The book begins with the sudden departure of Father Fidelis and his close encounter with a ginger cat named Leo. However, the sudden departure of Father Fidelis came as a surprise to all the friars and it started a chain of speculations and some admiration among them. Some of them admired his sense of obedience while others wondered, why?
But the knowledge of their newly assigned guardian, Father Aidan, brought joy to the friars. They all knew him. He has been their guardian before. He was flexible and understanding. Upon his arrival, however, Father Aidan’s behavior appears somehow changed towards the other friars. Now they are not so sure if it was indeed a good trade. Perhaps Father Aidan is just tired from his long journey, or is he? The day is still too young…time will tell!
Leo is not an ordinary cat. He is able to travel from “this time” to the afterlife easily. He also has a pair of “mystical eyes” that inspire awe and fear in those who see them. Leo’s real name is Quantum, but he is known in the afterlife as Quant.
Between the departure of Father Fidelis and the arrival of Father Aidan, Leo and Father Peter have a closed encounter, too. Leo’s eyes change to gold while looking at Father Peter, then return again to emerald green. This puzzles Father Peter. He wonders what type of cat this is! He feels unease and very nervous around Leo, so he keeps him at a safe distance.
The deceased Father Jerome, however, is fond of Leo. After all, Leo was his pet when he was alive! He, however, has not yet accepted his deceased state and the world of the dead. So he wanders often around the orchard at the friary. Some of the friars were not pleased with his presence there since it challenges their beliefs about death and life after death!
During one of Father Jerome’s visits to the friary, he is violently catapulted from a hut near the orchard to another place, which appears to be a cellar or a Dungeon. He is confused and perplexed! Where is he? He looks around and explores the place. He finds some human bones and becomes frightened. There is something—or someone—living in this place that eats humans! He cries out for Quant’s help, who doesn’t immediately arrive, and grows tired. He takes a nap while waiting for Quant.
Meanwhile at the friary, the Minotaur is equally puzzled and annoyed. He also explores the small room and searches for something to eat. He finds some jars on top of a shelf and after several attempts, manages to open one of them. He tastes its content and concludes that whatever was inside was not edible. He goes to sleep, hoping it’s all just a nightmare!

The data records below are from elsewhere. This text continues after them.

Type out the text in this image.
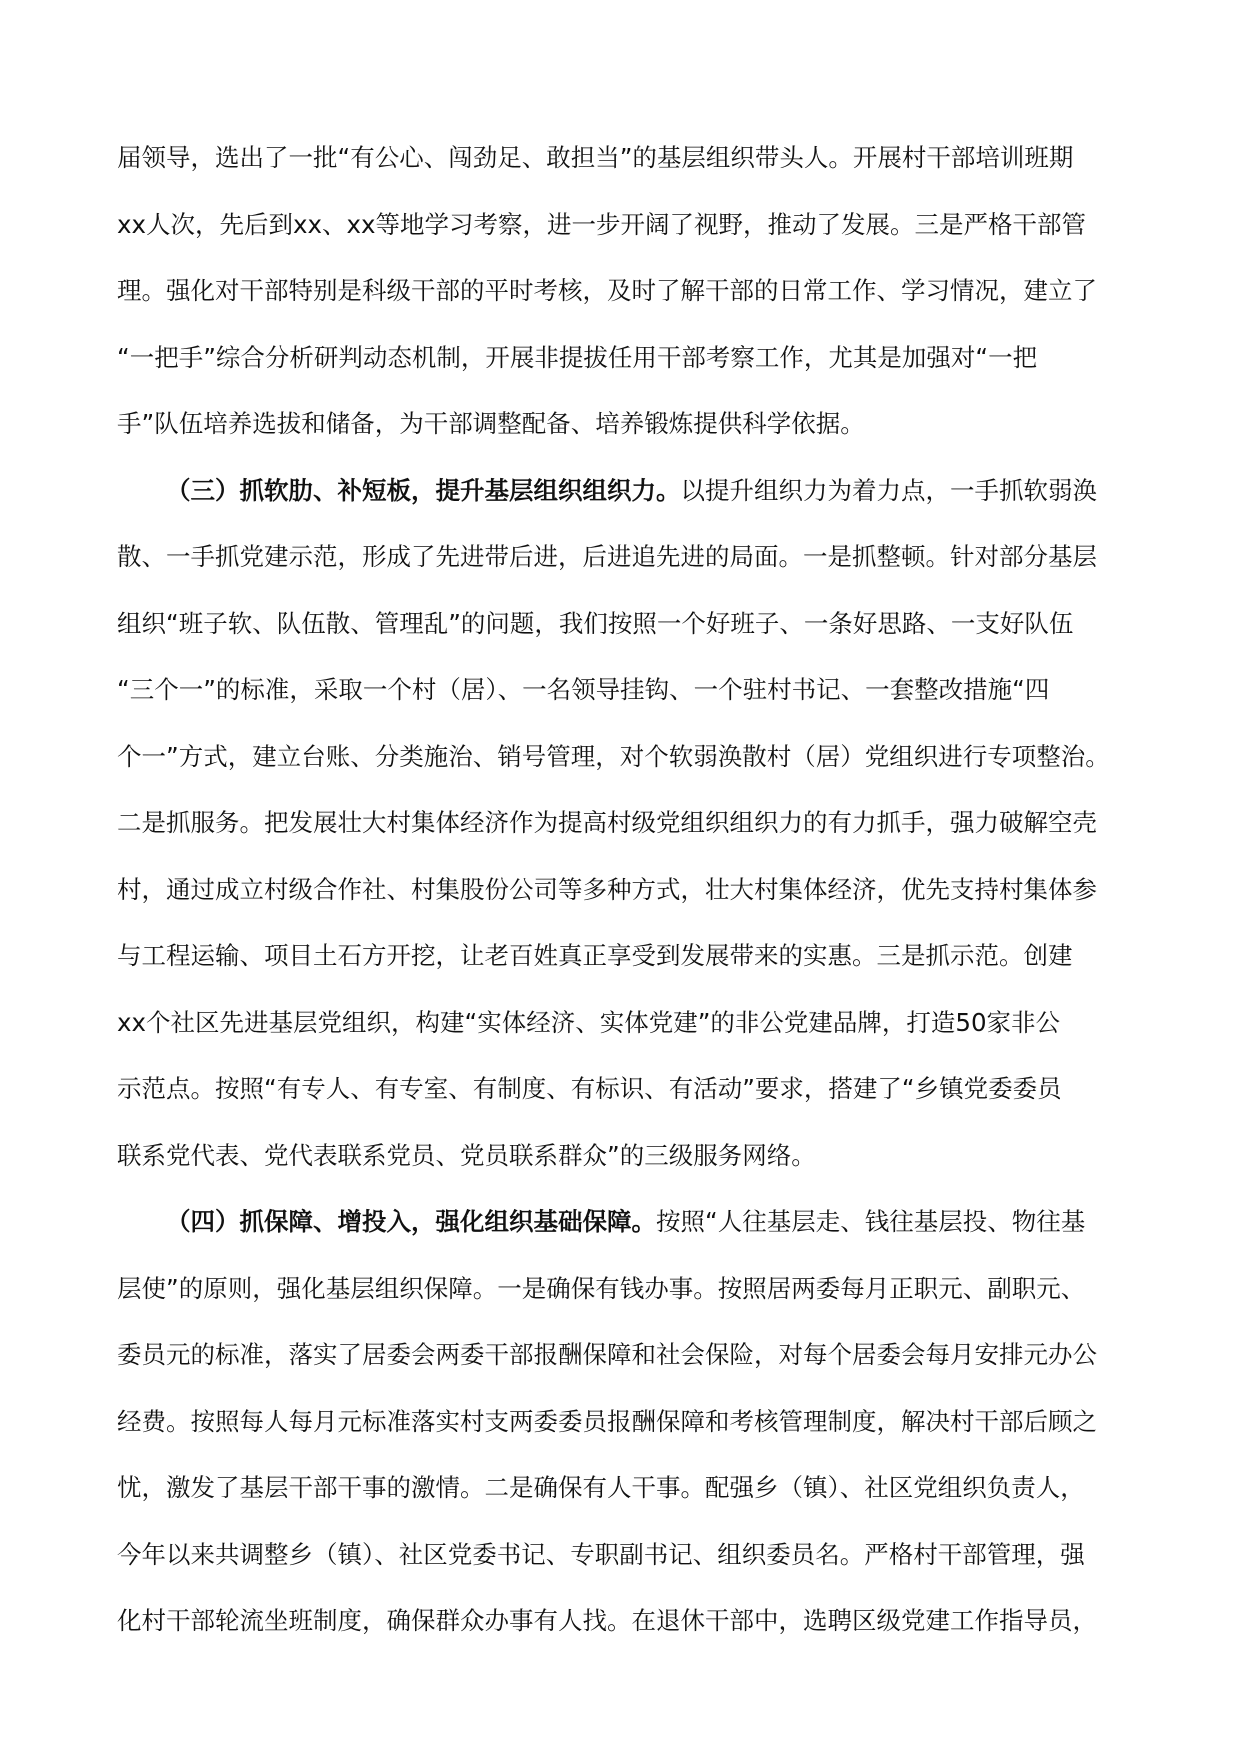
届领导，选出了一批“有公心、闯劲足、敢担当”的基层组织带头人。开展村干部培训班期
xx人次，先后到xx、xx等地学习考察，进一步开阔了视野，推动了发展。三是严格干部管
理。强化对干部特别是科级干部的平时考核，及时了解干部的日常工作、学习情况，建立了
“一把手”综合分析研判动态机制，开展非提拔任用干部考察工作，尤其是加强对“一把
手”队伍培养选拔和储备，为干部调整配备、培养锻炼提供科学依据。
（三）抓软肋、补短板，提升基层组织组织力。以提升组织力为着力点，一手抓软弱涣
散、一手抓党建示范，形成了先进带后进，后进追先进的局面。一是抓整顿。针对部分基层
组织“班子软、队伍散、管理乱”的问题，我们按照一个好班子、一条好思路、一支好队伍
“三个一”的标准，采取一个村（居）、一名领导挂钩、一个驻村书记、一套整改措施“四
个一”方式，建立台账、分类施治、销号管理，对个软弱涣散村（居）党组织进行专项整治。
二是抓服务。把发展壮大村集体经济作为提高村级党组织组织力的有力抓手，强力破解空壳
村，通过成立村级合作社、村集股份公司等多种方式，壮大村集体经济，优先支持村集体参
与工程运输、项目土石方开挖，让老百姓真正享受到发展带来的实惠。三是抓示范。创建
xx个社区先进基层党组织，构建“实体经济、实体党建”的非公党建品牌，打造50家非公
示范点。按照“有专人、有专室、有制度、有标识、有活动”要求，搭建了“乡镇党委委员
联系党代表、党代表联系党员、党员联系群众”的三级服务网络。
（四）抓保障、增投入，强化组织基础保障。按照“人往基层走、钱往基层投、物往基
层使”的原则，强化基层组织保障。一是确保有钱办事。按照居两委每月正职元、副职元、
委员元的标准，落实了居委会两委干部报酬保障和社会保险，对每个居委会每月安排元办公
经费。按照每人每月元标准落实村支两委委员报酬保障和考核管理制度，解决村干部后顾之
忧，激发了基层干部干事的激情。二是确保有人干事。配强乡（镇）、社区党组织负责人，
今年以来共调整乡（镇）、社区党委书记、专职副书记、组织委员名。严格村干部管理，强
化村干部轮流坐班制度，确保群众办事有人找。在退休干部中，选聘区级党建工作指导员，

Quant finally appears, of course, to sort everything out and show Father Jerome around in this new world, known to the good priest as the world of Greek Mythology. They visit some of Quant’s old friends, including the Deiphobe, the Sibyl of Cumae, St. Jerome and his lion, St. Anthony of Egypt, and St. Paul the Hermit, among others. Father Jerome is fascinated and intrigued and asks tons of questions to Quant. During their traveling in this world, the reader will be exposed to a combination of philosophy, mythology and mysticism from Quant’s point of view. The combination of these topics is essential to the understanding of God’s Creation beyond human comprehension.
The end of the book will leave the reader saying, WOW! It echoes Jesus’ parable of the “Good Servant” and St. Paul’s words of encouragement about finishing the race and fighting the good fight.